"I can't post any links about this because it is just my theory, but the fact remains that I, with early SPMS, got better on antibiotics, not anything else."
Hi to all,
Here are two abstracts about an antibiotic (Minocycline) used for MS.
Best regards, Tim
Reported June 4, 2004
Acne Drug Treats Multiple Sclerosis
A drug currently used to treat conditions including acne has been found to decrease the lesions in the brains of people with multiple sclerosis.
Researchers from the University of Calgary in Alberta treated 10 patients with relapsing-remitting multiple sclerosis with the drug minocycline. Patients had a magnetic resonance imaging (MRI) performed before the study and then four weeks later.
Luanne Metz, M.D., lead author of the study, reports that the drug seems to significantly reduce the activity of lesions in the brain. They believe the drug, an antibiotic, works on the immune system of this group of individuals who are known to have immune system malfunctions that trigger the attacks in the nervous system. Dr. Metz says these findings could lead doctors to a new and safe treatment option for patients with MS.
Dr. Metz and colleagues are currently involved in another study looking at the benefits of minocycline when combined with Copaxone, also known as glatiramer acetate, a drug approved to treat MS.
Multiple sclerosis is a chronic, disabling disease that affects one in every 10,000 people. Symptoms vary, but include vision problems, numbness in limbs, balance and coordination problems, and loss of muscular control. Although the disease does not typically lead to death, it can destroy quality of life. There is no cure for multiple sclerosis.
SOURCE: Annals of Neurology, 2004;55:756
Minocycline and Copaxone – a useful combination therapy?
Currently, the main disease modifying drugs used to treat relapsing forms of MS are beta interferon and Copaxone. These drugs have been shown to reduce the relapse rate, on average, by around a third. However, some people do not respond well to these drugs and consequently more effective therapies are needed. Minocycline is a type of antibiotic, commonly used to treat acne, which has been shown to reduce MS symptoms in experimental models of the disease. This study investigated the effects of Copaxone, in combination with minocycline on a model of MS.
Mice with an MS-like disease were treated with a combination of Copaxone and minocycline. Low doses were used in order to assess affects on disease severity, rather than completely prevent the MS-like disease. Symptoms were assessed at regular intervals. Samples of brain and spinal cord tissue were then analysed to assess inflammation, damage to myelin (the protective sheath surrounding nerve fibres) and nerve fibre loss – all processes which can occur in MS. Results were compared to healthy mice and those treated with either minocycline or Copaxone, rather than a combination therapy.

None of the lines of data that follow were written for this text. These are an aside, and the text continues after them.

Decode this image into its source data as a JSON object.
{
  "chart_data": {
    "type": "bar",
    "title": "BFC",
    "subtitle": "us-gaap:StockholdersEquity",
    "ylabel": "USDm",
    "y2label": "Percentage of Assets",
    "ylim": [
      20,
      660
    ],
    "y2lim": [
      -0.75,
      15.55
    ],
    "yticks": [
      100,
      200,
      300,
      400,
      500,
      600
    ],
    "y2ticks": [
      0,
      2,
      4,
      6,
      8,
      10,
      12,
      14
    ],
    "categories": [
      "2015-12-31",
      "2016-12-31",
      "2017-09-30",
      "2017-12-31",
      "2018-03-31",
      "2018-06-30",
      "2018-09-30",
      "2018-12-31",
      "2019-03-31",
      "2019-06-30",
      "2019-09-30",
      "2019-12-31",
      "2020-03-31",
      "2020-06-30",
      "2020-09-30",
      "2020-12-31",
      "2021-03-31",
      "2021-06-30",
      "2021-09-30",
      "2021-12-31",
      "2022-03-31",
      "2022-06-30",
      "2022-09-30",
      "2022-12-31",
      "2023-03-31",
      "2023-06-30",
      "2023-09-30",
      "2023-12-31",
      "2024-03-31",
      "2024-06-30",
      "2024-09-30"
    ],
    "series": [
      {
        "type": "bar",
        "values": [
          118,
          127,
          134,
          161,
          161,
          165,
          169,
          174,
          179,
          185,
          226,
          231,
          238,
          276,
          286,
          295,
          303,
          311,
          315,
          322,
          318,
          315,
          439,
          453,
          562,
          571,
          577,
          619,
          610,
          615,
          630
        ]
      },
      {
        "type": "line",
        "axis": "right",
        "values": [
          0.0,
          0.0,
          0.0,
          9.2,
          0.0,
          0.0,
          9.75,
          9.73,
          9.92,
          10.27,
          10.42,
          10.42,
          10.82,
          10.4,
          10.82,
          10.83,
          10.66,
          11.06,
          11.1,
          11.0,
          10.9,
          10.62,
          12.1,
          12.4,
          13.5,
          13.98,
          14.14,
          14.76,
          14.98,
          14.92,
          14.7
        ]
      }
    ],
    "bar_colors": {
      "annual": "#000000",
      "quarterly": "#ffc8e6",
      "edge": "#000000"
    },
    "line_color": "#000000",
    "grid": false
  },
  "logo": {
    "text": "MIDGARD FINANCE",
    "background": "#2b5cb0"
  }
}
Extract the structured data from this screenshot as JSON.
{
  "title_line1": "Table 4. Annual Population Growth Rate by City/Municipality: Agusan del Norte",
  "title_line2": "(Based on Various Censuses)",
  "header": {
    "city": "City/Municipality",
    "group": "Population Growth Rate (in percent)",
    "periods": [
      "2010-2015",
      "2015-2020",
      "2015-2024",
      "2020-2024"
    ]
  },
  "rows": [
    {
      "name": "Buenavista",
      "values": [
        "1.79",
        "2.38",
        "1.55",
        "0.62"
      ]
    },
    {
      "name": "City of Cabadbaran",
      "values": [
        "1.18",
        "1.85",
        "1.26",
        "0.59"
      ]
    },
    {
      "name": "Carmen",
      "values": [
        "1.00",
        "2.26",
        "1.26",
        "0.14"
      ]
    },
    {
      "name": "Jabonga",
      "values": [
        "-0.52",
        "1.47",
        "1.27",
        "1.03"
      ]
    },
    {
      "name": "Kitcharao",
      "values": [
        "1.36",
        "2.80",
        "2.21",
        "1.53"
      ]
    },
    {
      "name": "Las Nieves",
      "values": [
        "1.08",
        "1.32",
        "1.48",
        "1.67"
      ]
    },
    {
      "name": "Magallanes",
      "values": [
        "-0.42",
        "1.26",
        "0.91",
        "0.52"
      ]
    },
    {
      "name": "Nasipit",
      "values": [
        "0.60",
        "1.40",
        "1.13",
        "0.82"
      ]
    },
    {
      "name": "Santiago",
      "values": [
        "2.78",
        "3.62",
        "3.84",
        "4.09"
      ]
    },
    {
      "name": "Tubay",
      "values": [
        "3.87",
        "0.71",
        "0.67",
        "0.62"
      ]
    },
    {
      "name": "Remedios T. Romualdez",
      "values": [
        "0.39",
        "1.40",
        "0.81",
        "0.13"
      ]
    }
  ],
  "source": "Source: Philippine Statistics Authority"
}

Results showed that the combination of Copaxone and minocycline significantly reduced the severity of the MS-like disease. A greater effect was observed with the combination therapy compared to either minocycline or Copaxone administered alone. Slightly lower levels of inflammation, myelin damage and nerve fibre loss were found in those mice treated with the combination of drugs.
Minocycline and Copaxone are thought to exert their effects through different mechanisms, suggesting that combination use may be more effective than when given alone. However, the mechanism for this has not been fully clarified. Few side effects have been reported with human use of minocycline for acne, and it has the advantage of being administered as a tablet, rather than by injection. The need for more effective, disease modifying therapies is increasingly recognised and clinical trials looking at combinations of drug treatments are already underway. Further research is necessary and the authors note that a trial of minocycline in combination with Copaxone, in people with MS, is ongoing in Canada.
This report was published in the Journal of Neuroimmunology, 2004. Vol. 158, pages 213-221.